Entrada al desierto En La Serena paso dos días recuperándome. Hace 10 días que partí de los Andes y aún no he descansado. Es una ciudad agradable, con playas, muchos campanarios, heladerías… Pero mi destino está 333 kilómetros más al norte, en Copiapó. Podría subir a un autobús, pagar suplemento al chofer por la bici y estar allí en poco más de tres horas, pero prefiero internarme en el desierto de Atacama lentamente, al ritmo de mi pedaleo, saboreando los cambios en el paisaje.

En el desierto de Atacama el viento siempre sopla hacia las montañas. Por la noche cambia de dirección, pero con los primeros rayos de sol vuelve a marchar hacia los Andes, ganando velocidad a medida que avanza el día. Tras la dura experiencia australiana y el martirio de Tierra del Fuego, por primera vez tengo la sensación de haber acertado el sentido de la marcha. El viento favorable produce una sensación de ardor insufrible, pero es mejor así. Si tengo calor, sólo he de parar y mirar hacia atrás. El viento del oeste me secará el sudor antes de que mi nervio óptico sea capaz de enfocar el infinito.
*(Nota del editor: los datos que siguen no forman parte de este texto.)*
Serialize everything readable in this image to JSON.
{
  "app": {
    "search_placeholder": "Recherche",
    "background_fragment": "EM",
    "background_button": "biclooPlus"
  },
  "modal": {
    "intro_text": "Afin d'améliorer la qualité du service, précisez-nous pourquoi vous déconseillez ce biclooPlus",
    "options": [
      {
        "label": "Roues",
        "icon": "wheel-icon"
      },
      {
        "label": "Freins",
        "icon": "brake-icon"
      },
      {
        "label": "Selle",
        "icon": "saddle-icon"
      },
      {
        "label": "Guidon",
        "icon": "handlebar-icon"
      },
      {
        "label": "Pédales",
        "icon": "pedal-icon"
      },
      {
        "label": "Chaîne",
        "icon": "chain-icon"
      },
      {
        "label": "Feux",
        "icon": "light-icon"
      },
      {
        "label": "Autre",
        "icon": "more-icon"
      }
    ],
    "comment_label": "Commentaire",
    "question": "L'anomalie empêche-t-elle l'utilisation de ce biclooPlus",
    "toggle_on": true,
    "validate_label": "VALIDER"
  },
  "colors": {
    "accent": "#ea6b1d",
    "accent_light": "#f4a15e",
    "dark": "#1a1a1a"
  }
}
Tras varias semanas de viaje, he tomado nota de sus constantes. Mientras desayuno dentro de la tienda observo la bandera amarilla de mi remolque. A primera hora coletea tímidamente hacia poniente. A eso de las once virará hacia levante. Sólo entonces echo a pedalear, empujado por su mano amiga, por caminos infinitos. Recuerdo con nostalgia los días que recorría la Carretera Austral, en la Patagonia, donde bebía directamente del agua de los ríos. Tan limpia, tan fría… Ni siquiera debía cargarla. Sabía que antes de sentir sed cruzaría una docena de arroyos. Pero en el desierto los ríos son subterráneos y cuando el agua aflora suele hacerlo cargada de arsénico. Los guanacos la beben. También los hombres, porque los niveles no son mortales.